Anzitutto bisogna essere umili e riconoscere che quello che stai facendo è opera di Dio. Poi è importante essere sinceri e trasparenti, presentando i reali bisogni dei più poveri, e non quello che a te fa più piacere. Infine essere riconoscenti per tutto l’aiuto ricevuto gratuitamente da tanti benefattori e che sei chiamato ad amministrare, in pieno accordo con i Superiori della Congregazione salesiana, affinché sia distribuito e condiviso con i più bisognosi.

Quanto è importante il ruolo dei laici nel settore della raccolta fondi? E quanto è contato, d’altra parte, il suo essere consacrato e salesiano nella gestione di una realtà come MDB?

In Missioni Don Bosco opera una bella squadra di laici che credono molto nel servizio che portano avanti con dedizione e tanta competenza. Sono loro il motore dell’attività. Senza di loro non ci sarebbe la Procura Missionaria. Io, come salesiano consacrato, ho cercato di entrare in questa organizzazione ben collaudata con il compito di essere l’olio che lubrifica il motore. L’olio del motore non si nota e non si percepisce che c’è. Ma senza olio il motore si surriscalda e brucia in fretta.
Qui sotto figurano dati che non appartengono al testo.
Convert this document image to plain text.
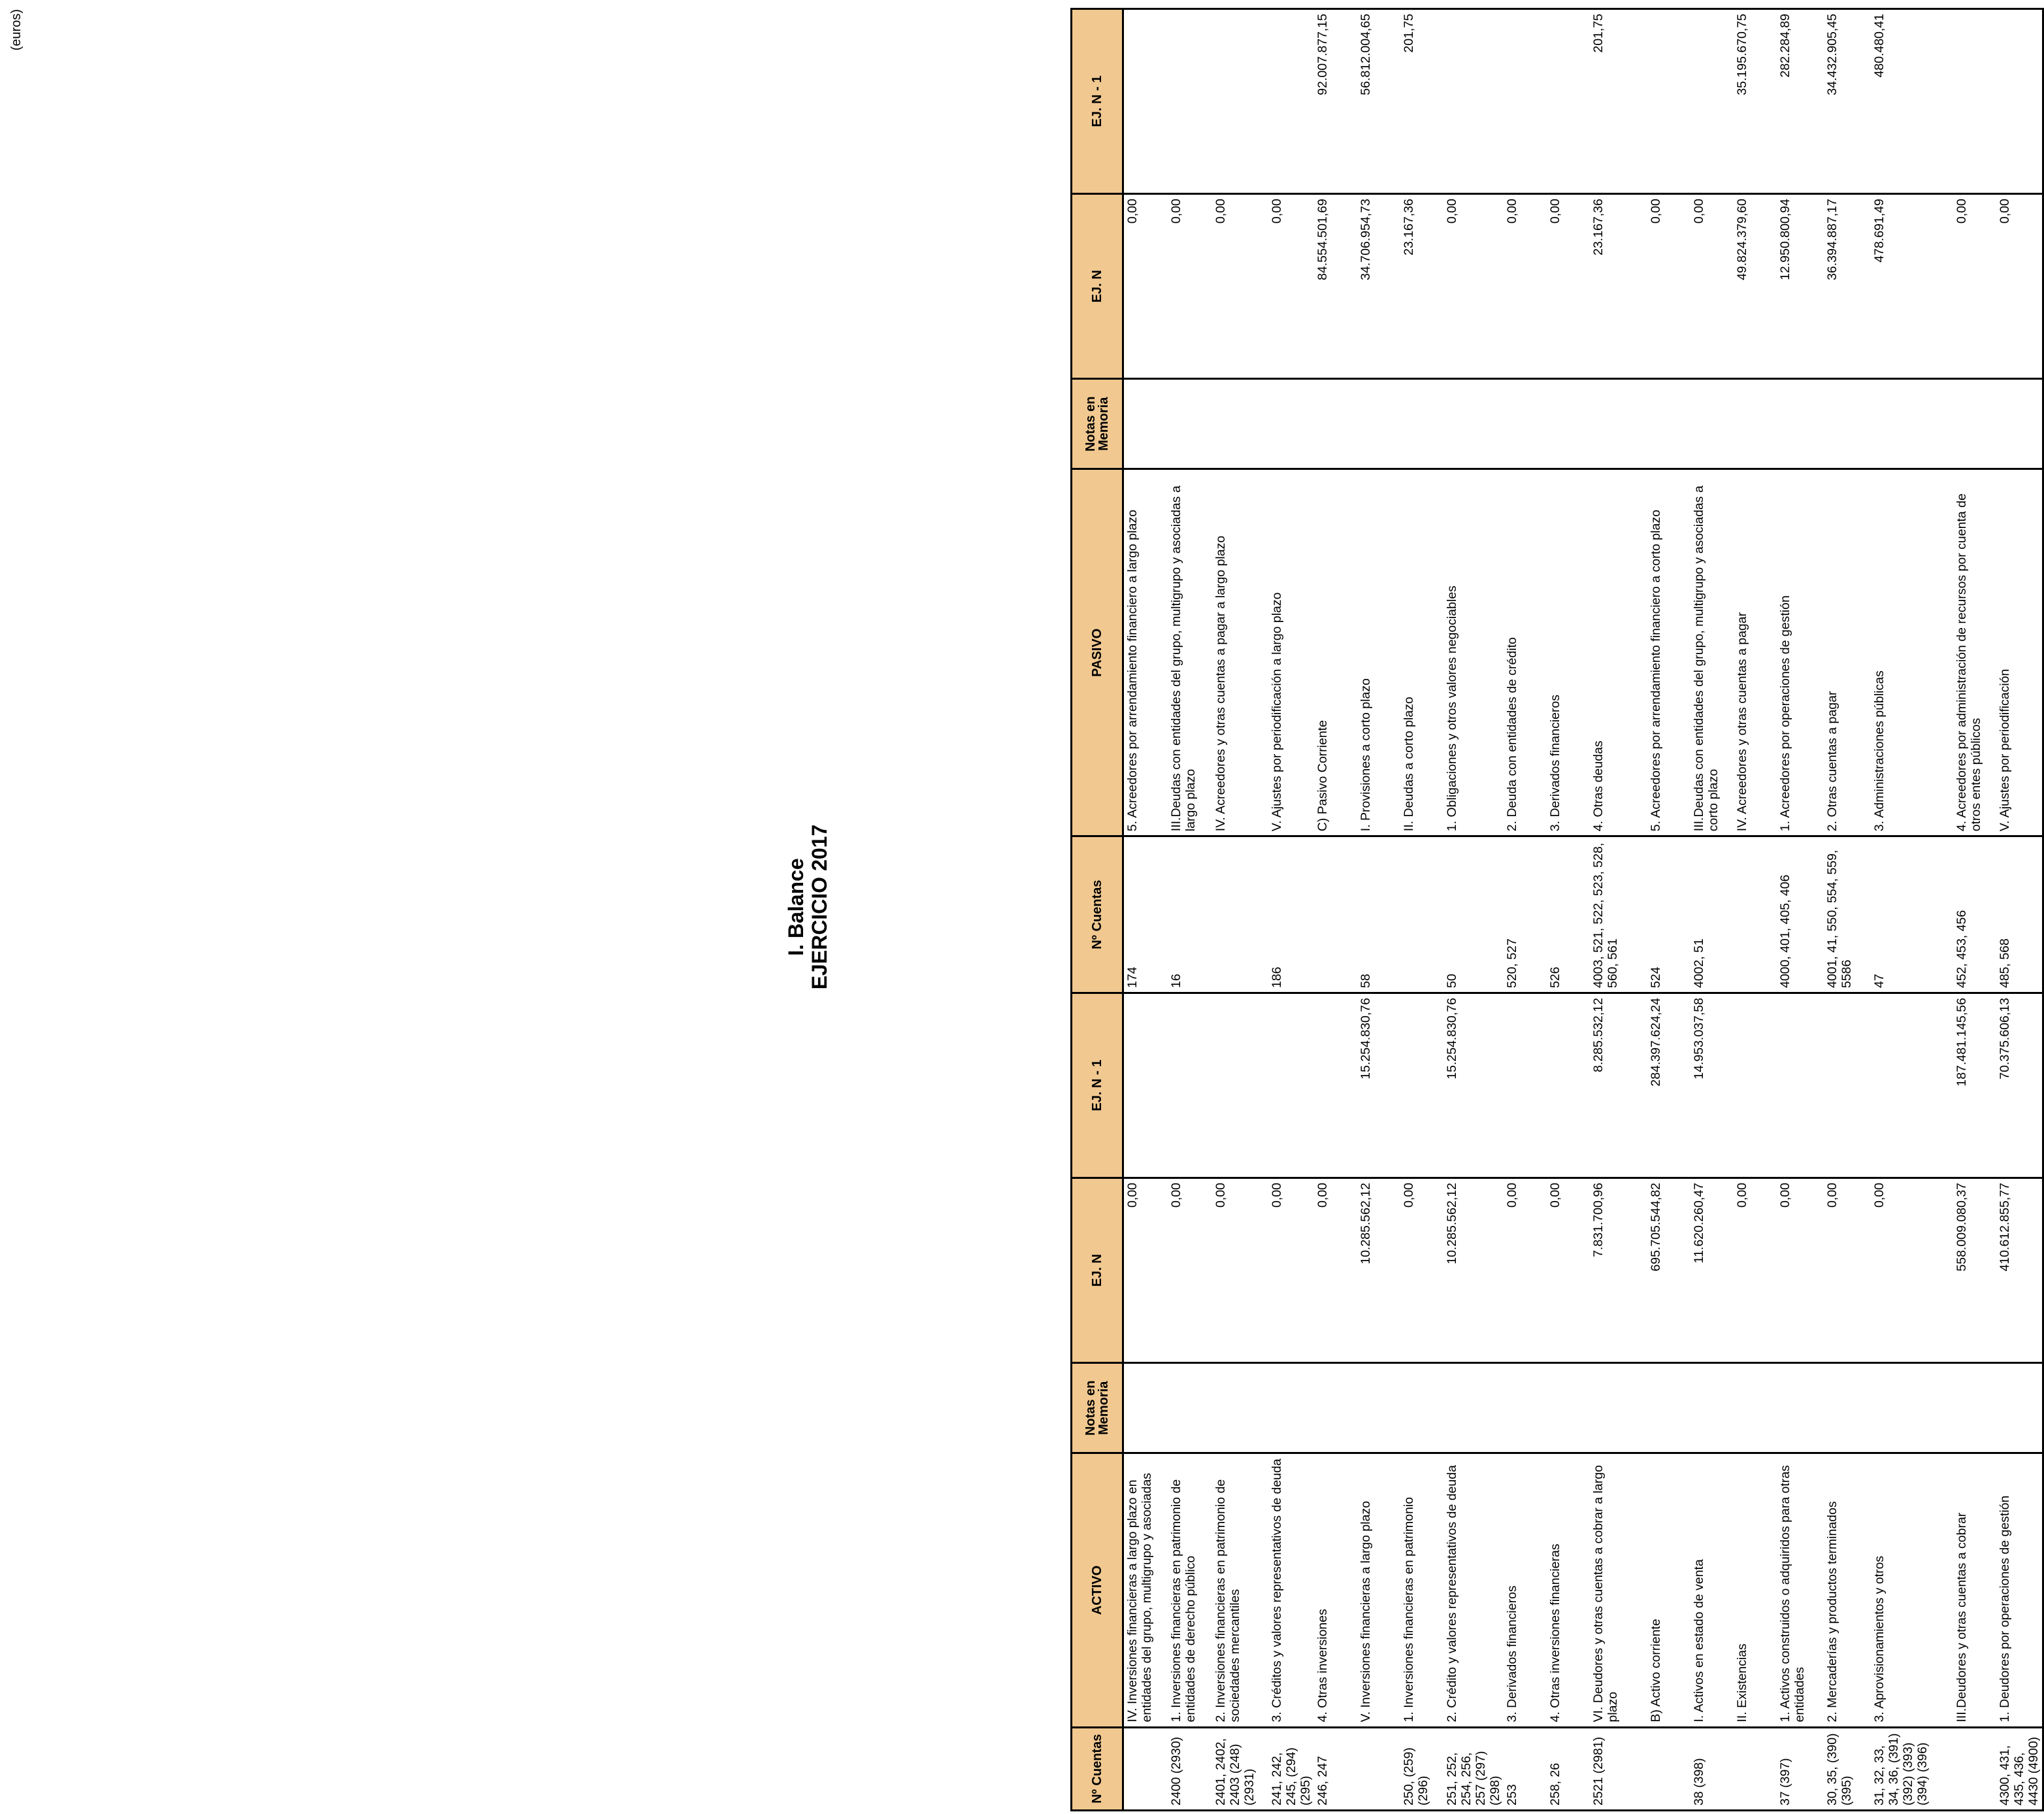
(euros)
Nº Cuentas	ACTIVO	Notas en Memoria	EJ. N	EJ. N - 1	Nº Cuentas	PASIVO	Notas en Memoria	EJ. N	EJ. N - 1
	IV. Inversiones financieras a largo plazo en entidades del grupo, multigrupo y asociadas		0,00		174	5. Acreedores por arrendamiento financiero a largo plazo		0,00	
2400 (2930)	1. Inversiones financieras en patrimonio de entidades de derecho público		0,00		16	III.Deudas con entidades del grupo, multigrupo y asociadas a largo plazo		0,00	
2401, 2402, 2403 (248) (2931)	2. Inversiones financieras en patrimonio de sociedades mercantiles		0,00			IV. Acreedores y otras cuentas a pagar a largo plazo		0,00	
241, 242, 245, (294) (295)	3. Créditos y valores representativos de deuda		0,00		186	V. Ajustes por periodificación a largo plazo		0,00	
246, 247	4. Otras inversiones		0,00			C) Pasivo Corriente		84.554.501,69	92.007.877,15
	V. Inversiones financieras a largo plazo		10.285.562,12	15.254.830,76	58	I. Provisiones a corto plazo		34.706.954,73	56.812.004,65
250, (259) (296)	1. Inversiones financieras en patrimonio		0,00			II. Deudas a corto plazo		23.167,36	201,75
251, 252, 254, 256, 257 (297) (298)	2. Crédito y valores representativos de deuda		10.285.562,12	15.254.830,76	50	1. Obligaciones y otros valores negociables		0,00	
253	3. Derivados financieros		0,00		520, 527	2. Deuda con entidades de crédito		0,00	
258, 26	4. Otras inversiones financieras		0,00		526	3. Derivados financieros		0,00	
2521 (2981)	VI. Deudores y otras cuentas a cobrar a largo plazo		7.831.700,96	8.285.532,12	4003, 521, 522, 523, 528, 560, 561	4. Otras deudas		23.167,36	201,75
	B) Activo corriente		695.705.544,82	284.397.624,24	524	5. Acreedores por arrendamiento financiero a corto plazo		0,00	
38 (398)	I. Activos en estado de venta		11.620.260,47	14.953.037,58	4002, 51	III.Deudas con entidades del grupo, multigrupo y asociadas a corto plazo		0,00	
	II. Existencias		0,00			IV. Acreedores y otras cuentas a pagar		49.824.379,60	35.195.670,75
37 (397)	1. Activos construidos o adquiridos para otras entidades		0,00		4000, 401, 405, 406	1. Acreedores por operaciones de gestión		12.950.800,94	282.284,89
30, 35, (390) (395)	2. Mercaderías y productos terminados		0,00		4001, 41, 550, 554, 559, 5586	2. Otras cuentas a pagar		36.394.887,17	34.432.905,45
31, 32, 33, 34, 36, (391) (392) (393) (394) (396)	3. Aprovisionamientos y otros		0,00		47	3. Administraciones públicas		478.691,49	480.480,41
	III.Deudores y otras cuentas a cobrar		558.009.080,37	187.481.145,56	452, 453, 456	4. Acreedores por administración de recursos por cuenta de otros entes públicos		0,00	
4300, 431, 435, 436, 4430 (4900)	1. Deudores por operaciones de gestión		410.612.855,77	70.375.606,13	485, 568	V. Ajustes por periodificación		0,00	
I. Balance EJERCICIO 2017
Vivo questo avvicendamento fra me e il mio successore, don Daniel Antúnez, come un cambio dell’olio, il tagliando periodico per mantenere in buona salute la macchina della Procura Missionaria.

Da quello che ha potuto vedere, la pandemia ha fiaccato o riacceso la generosità?

La pandemia da covid ci ha spaventati e provati molto, tutti: salesiani, giovani e benefattori, ma non ci ha travolti, anzi! La generosità non è venuta meno. Al contrario. Proprio perché abbiamo sperimentato in diversi modi la paura e l’impotenza di fronte a questa catastrofe, ci siamo sentiti più “umani” e solidali gli uni con gli altri. In particolare i nostri benefattori si sono fatti presenti in maniera forte e spesso commovente. Di questo dobbiamo rendere lode a Dio.

C’è qualche altro spunto che vuole condividere con i nostri lettori?

Desidero ringraziare. È molto più quello che ho ricevuto da questa esperienza di quello che ho potuto modestamente donare. E concludo usando le parole del nostro caro padre don Bosco: “Dio benedica e ricompensi tutti i nostri benefattori”.